In 2013, the PUSD received a 751 score on California’s Academic Performance Index (API), down from 762 in 2012. API scores range from 200 to 1000, with 800 the targeted goal. Additionally PUSD received an “F” grade in a report card issued by State Sen. Carol Liu, which assessed the school’s performance in serving its low-income and minority students. Their overall grade of “D” was not much better.
When discussing the declining API scores, Gundry cited a decrease in district revenue as responsible for the poor scores.
Recently published compensation data for employees in California’s K-12 schools by TransparentCalifornia.com sheds light on this claim. The data reveals that Gundry earned substantially more than other superintendents in the area, despite overseeing a district with significantly lower performance marks. Further, the median compensation of the District’s teachers was rising, not falling, and remained consistent with the level of similar districts within Los Angeles County.
The payroll data reported by most schools does not distinguish between full and part-time employees. As such, this analysis considers teachers that received at least $25,000 in salary as full-time. The median compensation for a full-time teacher in PUSD in 2013 was $90,092, an approximately 2.7% increase from the 2012 median compensation of $87,226. At the same time he was bemoaning district funding levels, Gundry also saw a similar percentage increase in his compensation, which rose from $291,717 in 2012 to $301,081 in 2013.

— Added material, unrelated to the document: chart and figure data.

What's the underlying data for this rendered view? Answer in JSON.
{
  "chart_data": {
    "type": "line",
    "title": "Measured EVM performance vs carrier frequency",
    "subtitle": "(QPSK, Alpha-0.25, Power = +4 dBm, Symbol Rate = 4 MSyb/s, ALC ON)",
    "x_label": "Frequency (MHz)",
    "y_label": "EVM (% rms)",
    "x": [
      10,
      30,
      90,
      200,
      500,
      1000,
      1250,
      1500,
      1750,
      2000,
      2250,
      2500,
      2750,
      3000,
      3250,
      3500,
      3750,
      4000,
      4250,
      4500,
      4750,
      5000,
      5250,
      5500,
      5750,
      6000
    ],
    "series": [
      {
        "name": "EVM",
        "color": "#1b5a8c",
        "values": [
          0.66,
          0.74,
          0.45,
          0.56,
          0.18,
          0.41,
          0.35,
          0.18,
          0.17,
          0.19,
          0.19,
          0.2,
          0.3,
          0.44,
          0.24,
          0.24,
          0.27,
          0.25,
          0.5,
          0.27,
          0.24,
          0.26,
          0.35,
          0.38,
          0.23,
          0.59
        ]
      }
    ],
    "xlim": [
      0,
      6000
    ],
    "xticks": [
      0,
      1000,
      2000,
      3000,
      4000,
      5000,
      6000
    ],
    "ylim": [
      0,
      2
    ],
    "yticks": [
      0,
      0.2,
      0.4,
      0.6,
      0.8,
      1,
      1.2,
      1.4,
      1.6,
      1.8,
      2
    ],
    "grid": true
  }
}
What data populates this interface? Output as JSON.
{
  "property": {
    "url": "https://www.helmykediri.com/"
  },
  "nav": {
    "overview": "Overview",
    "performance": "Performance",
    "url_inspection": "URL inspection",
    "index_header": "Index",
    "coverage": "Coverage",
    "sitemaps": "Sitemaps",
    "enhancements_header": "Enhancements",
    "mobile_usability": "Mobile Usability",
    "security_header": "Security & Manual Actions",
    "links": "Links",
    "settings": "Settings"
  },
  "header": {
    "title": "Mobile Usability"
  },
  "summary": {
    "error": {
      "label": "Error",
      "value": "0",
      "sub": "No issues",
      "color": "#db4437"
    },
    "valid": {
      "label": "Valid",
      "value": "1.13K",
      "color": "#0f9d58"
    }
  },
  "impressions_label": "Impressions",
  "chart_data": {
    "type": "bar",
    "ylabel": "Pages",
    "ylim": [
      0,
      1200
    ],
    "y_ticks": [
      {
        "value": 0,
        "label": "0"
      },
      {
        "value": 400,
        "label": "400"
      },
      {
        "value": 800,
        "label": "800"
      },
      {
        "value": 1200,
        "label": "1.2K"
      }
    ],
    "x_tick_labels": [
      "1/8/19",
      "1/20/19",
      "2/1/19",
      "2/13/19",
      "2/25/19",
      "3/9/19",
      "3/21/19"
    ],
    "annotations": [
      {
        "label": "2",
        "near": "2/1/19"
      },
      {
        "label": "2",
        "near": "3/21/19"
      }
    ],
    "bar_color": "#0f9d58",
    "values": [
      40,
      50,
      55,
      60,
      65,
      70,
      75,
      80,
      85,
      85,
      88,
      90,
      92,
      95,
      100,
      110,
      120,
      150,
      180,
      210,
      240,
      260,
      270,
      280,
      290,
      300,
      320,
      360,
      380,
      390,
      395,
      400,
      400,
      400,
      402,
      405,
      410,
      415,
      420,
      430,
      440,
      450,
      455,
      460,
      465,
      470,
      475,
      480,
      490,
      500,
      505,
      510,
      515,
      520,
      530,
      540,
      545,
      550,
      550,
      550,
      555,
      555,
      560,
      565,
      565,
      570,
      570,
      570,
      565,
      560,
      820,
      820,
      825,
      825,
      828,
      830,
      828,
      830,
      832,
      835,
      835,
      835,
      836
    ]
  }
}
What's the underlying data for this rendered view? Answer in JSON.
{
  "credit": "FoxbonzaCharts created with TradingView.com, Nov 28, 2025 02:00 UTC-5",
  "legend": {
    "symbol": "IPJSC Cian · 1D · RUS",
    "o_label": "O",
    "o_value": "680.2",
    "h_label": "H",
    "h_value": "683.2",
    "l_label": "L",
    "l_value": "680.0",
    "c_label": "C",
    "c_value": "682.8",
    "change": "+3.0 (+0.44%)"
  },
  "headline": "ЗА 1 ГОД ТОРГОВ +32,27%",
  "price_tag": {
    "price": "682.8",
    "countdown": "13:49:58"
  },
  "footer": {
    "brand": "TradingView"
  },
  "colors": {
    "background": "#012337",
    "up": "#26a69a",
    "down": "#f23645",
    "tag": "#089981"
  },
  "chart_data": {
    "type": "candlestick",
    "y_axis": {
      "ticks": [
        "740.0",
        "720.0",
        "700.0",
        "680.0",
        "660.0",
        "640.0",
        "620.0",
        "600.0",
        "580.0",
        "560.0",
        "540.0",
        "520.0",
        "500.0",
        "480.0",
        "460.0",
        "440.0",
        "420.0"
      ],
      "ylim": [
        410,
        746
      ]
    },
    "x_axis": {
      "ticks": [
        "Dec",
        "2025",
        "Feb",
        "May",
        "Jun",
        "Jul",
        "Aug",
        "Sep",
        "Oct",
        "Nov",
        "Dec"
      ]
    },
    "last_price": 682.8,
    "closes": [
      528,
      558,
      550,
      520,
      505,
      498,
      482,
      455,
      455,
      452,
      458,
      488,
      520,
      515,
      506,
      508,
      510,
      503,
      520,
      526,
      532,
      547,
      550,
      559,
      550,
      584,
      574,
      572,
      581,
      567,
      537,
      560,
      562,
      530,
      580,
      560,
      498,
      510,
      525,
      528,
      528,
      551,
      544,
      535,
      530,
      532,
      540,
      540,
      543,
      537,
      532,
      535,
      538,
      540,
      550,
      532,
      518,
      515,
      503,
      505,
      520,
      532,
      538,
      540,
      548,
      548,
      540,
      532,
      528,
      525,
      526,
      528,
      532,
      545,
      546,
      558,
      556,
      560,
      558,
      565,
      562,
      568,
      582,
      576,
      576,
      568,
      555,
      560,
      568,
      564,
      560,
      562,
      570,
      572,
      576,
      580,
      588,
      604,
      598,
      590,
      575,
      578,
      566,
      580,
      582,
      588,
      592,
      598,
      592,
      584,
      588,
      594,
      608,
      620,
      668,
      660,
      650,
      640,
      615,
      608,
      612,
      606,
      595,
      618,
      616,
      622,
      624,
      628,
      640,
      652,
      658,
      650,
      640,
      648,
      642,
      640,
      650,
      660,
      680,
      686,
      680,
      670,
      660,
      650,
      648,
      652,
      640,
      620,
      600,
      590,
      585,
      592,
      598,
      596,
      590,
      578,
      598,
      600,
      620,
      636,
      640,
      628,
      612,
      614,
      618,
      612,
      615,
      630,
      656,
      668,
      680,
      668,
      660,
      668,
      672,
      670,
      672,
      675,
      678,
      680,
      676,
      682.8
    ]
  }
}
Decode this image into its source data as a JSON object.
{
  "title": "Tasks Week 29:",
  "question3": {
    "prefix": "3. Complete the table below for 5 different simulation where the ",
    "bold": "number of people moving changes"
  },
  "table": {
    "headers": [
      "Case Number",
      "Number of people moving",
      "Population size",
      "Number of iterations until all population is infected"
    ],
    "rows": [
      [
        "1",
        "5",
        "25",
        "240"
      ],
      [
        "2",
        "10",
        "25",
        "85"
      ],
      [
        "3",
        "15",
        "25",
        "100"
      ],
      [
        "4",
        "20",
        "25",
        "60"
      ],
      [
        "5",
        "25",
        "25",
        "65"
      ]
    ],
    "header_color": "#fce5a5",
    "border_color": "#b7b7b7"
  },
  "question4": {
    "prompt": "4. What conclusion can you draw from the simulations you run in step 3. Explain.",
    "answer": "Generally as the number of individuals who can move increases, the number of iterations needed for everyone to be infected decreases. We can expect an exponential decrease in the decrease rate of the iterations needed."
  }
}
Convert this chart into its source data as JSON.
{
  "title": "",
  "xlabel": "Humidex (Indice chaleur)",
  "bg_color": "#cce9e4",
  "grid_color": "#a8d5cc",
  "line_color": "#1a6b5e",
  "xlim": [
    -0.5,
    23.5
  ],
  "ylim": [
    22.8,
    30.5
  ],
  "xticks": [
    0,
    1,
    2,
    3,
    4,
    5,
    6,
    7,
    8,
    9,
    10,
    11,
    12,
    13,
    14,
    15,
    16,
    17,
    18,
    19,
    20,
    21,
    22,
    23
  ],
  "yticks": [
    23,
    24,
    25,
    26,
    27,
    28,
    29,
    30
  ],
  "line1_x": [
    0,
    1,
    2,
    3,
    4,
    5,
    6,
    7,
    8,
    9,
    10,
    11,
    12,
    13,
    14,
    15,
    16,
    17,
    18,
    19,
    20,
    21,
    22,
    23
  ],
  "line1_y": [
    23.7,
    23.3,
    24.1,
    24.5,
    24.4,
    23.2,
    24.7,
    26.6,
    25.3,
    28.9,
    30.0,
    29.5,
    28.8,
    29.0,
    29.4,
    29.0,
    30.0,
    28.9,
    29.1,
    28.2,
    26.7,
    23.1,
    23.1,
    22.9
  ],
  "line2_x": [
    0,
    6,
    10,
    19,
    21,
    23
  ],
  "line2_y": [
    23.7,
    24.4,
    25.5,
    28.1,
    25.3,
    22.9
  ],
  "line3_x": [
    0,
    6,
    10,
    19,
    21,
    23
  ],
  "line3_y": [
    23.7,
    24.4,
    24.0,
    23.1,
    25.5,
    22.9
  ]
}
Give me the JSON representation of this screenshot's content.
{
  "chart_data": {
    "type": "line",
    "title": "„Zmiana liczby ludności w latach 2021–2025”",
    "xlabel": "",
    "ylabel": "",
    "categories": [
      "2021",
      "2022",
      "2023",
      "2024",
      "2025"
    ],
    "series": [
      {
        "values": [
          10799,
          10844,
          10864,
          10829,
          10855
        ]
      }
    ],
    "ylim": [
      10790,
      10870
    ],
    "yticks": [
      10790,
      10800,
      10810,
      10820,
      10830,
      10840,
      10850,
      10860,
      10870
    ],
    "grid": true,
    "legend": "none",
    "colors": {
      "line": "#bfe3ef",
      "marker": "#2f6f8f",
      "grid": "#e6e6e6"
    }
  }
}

Other districts though, produced greater student achievement with lower levels of teacher and administrator compensation:
Liu’s report card cited nearby Baldwin Park Unified as an example for PUSD to look to and with good reason. In addition to earning a “B” grade from Liu, the district received an API score of 768 for 2013. The median compensation for a full-time teacher in the district was $88,861 in 2013. The district’s superintendent, Mark Skvarna, received $254,990 in 2013, which was actually a modest decrease from his 2012 compensation.
In the West Covina Unified School District, the 2013 median compensation for a full-time teacher was $84,374, with the superintendent receiving $266,281. The district’s 2013 API score is an impressive 831. Neighboring Burbank Unified earned an API score of 847 in 2013, while also having one of the lowest superintendent compensation packages in Los Angeles County. The median compensation for full-time teachers in the district was $91,401 in 2013, with the superintendent receiving $238,425.
So why is the highly compensated superintendent of a failing school district receiving a promotion and pay increase?
The SCCOE’s press release announcing the hire contained platitudes about Gundry’s experience and management style, but failed to mention PUSD’s recent academic decline.
Understanding the actions of a school board requires looking at the system itself. Beneath the seemingly straightforward goal of educating children lie competing political interests. Groups including the powerful teachers union, administrators and the school board are all competing for political power, money and control. Unfortunately it’s only rarely that the public education system rewards these groups for their ability to educate children.
School administrators then are often selected for their political skills and ability to manage or placate competing interests, as much as or more than for their education skills.
Based on Gundry’s promotion to become SCCOE’s new superintendent, it’s obvious his political skills are well-tuned. California’s students deserve a system that promotes education-based achievements, not political ones.